CHAPTER XV. BULL VERSUS BEAR.
Two days after this, a great festival came off, and almost all the people of the Queer Fish were on shore to see the fun.
Mexican holy days are a singular institution, if the one about to be cited may be considered a fair sample of them all.
Church-going forms a small portion of the ceremonies. It is true, the priests went through the town in the morning, jingling their little bells, and asking for alms, while the people of the place almost prostrated themselves before them, and the miserable old bell in the belfry of the adobe cathedral kept up a dismal clang all the time, as if tolling the burial service of all mankind. But then, a few hours later, and the population were amusing themselves with firing off cannon at imaginary demons in the air—the priests directing the guns to the proper spots. I could not believe this at first, and it was only upon diligent inquiry that I found it to be true.

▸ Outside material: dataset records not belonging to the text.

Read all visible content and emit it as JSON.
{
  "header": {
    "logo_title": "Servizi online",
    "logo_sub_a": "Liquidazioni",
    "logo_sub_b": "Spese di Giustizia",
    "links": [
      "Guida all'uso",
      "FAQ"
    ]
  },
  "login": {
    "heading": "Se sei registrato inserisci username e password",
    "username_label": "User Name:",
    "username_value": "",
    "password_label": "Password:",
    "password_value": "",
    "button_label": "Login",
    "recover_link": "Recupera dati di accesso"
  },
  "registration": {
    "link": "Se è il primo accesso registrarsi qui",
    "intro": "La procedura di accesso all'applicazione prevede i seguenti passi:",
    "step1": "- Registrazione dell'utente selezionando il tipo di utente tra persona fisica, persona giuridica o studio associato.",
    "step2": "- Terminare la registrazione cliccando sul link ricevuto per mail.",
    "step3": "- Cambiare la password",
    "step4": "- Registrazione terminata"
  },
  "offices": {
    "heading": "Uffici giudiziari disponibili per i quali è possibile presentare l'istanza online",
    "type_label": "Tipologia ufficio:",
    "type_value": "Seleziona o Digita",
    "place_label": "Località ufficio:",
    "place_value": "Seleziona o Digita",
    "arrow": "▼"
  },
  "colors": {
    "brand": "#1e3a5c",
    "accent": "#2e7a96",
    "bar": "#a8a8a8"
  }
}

But I never before heard of this duty being numbered among the sacerdotal functions of any country—even those of Catholic persuasion.
Horse-racing was the next celebration in order, and we experienced considerable pleasure in seeing the Californians compete with each other on their swift steeds.
After the horse-racing came the bull and bear fight, in which old Bluefish and myself evinced an especial interest.
A broad tract of sward was inclosed in palings and ropes, just outside the town, on the ocean-shore. Long before the animals appeared, the merry people of Santa Barbara crowded round this inclosure, smoking their cigarettoes and having a good time generally, while the distinguished visitors from the Queer Fish were allotted a good place of observation underneath a little pavilion, which was reared at the command, and for the benefit, of the commandant and his family.
We waited a good while, but it was almost sunset, and the heat was not oppressive. At last, amid the cheers of the populace, the cart appeared bearing the grizzly. He was driven, still bound, within the inclosure, and there dumped unceremoniously upon the ground. Then the bull, a very fine and ferocious one, was driven into the inclosure. While he was prancing and bellowing about, taking his "bearings," the strong gates of the palisades were closed, and one of the Californians, who officiated, proceeded to cut the thongs which fettered the bear, by means of a knife made fast to the end of a long pole, thus enabling him to perform the operation and stand outside the stockade at the same time.
Released from his long confinement, Bruin staggered to his feet and stretched himself. He was pretty soon himself again, and now began to eye the bull with suspicious glances, keeping on the opposite side of the ring, and not seeming especially anxious for a nearer acquaintance. The bull appeared somewhat more belligerent, but likewise averse to commence the fight. He would advance this way and that, pawing the ground and lashing his flanks with his angry tail, while the great bear—which probably outweighed his antagonist by several hundred pounds, although he was not quite so bulky—shifted as the bull did, keeping his nose close to the ground, but apparently ready for any emergency.
The ceremony of making each other's acquaintance becoming rather tedious to the impatient spectators, the latter began to yell and shriek in a hideous manner, in the apparent hope of inducing a commencement of the scrimmage. But both bull and bear still being wary and cautious, the man who had cut the thongs of the former commenced to goad, now the bull and then the bear with his pole-knife.